John Tyler's 1841-1845 presidential term was the pinnacle of an active political and legal career. He was twice Governor of Virginia, a U.S. Senator, a member of the U.S. House of Representatives, a Virginia state senator and member of the Virginia House of Delegates. A graduate of The College of William and Mary, he later became Chancellor of that institution. As a supporter of state's rights, he re-entered public service in 1861 as an elected member of the Confederate Congress of the Confederate States of America.

Sherwood Forest survived the Civil War in 1864 when Union soldiers damaged the house, as testified by marks on woodwork and doors.

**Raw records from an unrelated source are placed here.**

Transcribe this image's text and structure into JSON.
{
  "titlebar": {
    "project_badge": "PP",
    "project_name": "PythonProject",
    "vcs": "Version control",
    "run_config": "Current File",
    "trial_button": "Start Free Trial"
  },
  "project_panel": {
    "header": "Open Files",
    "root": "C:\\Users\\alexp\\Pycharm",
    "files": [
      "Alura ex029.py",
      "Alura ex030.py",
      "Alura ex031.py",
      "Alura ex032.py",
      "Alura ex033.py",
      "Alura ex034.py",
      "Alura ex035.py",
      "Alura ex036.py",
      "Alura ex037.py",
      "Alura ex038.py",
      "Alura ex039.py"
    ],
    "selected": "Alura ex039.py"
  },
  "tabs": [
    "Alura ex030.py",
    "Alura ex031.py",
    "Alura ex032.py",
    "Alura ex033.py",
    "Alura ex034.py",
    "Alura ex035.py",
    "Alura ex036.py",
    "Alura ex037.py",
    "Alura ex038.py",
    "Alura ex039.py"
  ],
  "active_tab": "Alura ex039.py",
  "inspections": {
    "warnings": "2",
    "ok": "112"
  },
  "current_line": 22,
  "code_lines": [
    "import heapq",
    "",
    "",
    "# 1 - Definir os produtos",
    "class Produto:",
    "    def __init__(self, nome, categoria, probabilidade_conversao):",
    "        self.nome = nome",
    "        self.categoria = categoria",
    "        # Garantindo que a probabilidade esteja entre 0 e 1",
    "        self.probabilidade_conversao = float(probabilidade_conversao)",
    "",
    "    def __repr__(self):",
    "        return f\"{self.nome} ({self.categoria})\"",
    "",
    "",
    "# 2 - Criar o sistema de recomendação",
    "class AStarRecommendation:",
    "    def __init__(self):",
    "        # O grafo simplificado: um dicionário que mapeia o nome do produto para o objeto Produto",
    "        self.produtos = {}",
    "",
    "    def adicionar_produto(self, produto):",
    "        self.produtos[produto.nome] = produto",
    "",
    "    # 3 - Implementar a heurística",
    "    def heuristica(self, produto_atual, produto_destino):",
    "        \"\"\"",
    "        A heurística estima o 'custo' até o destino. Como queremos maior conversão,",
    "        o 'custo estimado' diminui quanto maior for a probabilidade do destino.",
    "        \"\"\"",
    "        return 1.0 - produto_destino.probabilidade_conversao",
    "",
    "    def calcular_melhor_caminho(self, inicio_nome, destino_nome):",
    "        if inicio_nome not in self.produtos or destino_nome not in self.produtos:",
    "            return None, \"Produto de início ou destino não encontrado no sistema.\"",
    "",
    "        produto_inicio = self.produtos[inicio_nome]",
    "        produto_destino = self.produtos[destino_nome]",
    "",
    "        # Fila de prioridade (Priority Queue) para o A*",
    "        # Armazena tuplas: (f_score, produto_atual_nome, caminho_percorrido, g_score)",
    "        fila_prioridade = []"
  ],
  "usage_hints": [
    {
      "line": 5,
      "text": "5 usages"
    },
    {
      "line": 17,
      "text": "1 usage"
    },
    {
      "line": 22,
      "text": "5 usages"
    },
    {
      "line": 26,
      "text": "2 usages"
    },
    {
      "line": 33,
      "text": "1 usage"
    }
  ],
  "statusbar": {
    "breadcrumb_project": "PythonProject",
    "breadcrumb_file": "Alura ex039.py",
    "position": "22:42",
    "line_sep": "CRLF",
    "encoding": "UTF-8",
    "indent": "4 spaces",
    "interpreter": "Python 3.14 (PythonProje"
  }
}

Also unique to the house is the legend of a ghost, known as the Gray Lady, who has been heard rocking in the Gray Room for more than 200 years.

Greek Revival features, added by the President and his young bride, Julia Gardiner, are evidenced by lattice, columns, and pilasters on the porches while cornices, mantles and carved medallions.

The grounds comprise twenty-five acres of terraced gardens, serene woodlands, and lawn by the designs of mid-19th century New York landscape architect Andrew Jackson Downing. The formal garden was used as an area for Civil War troops and still contains the bird bath placed in the garden by Julia Gardiner Tyler. There are over eighty varieties of centuries old trees, 29 of which are not indigenous to the United States, and includes a gingko tree given to Tyler by Captain Matthew Perry when he returned from the Orient in the 1850s and re-introduced gingko trees to America.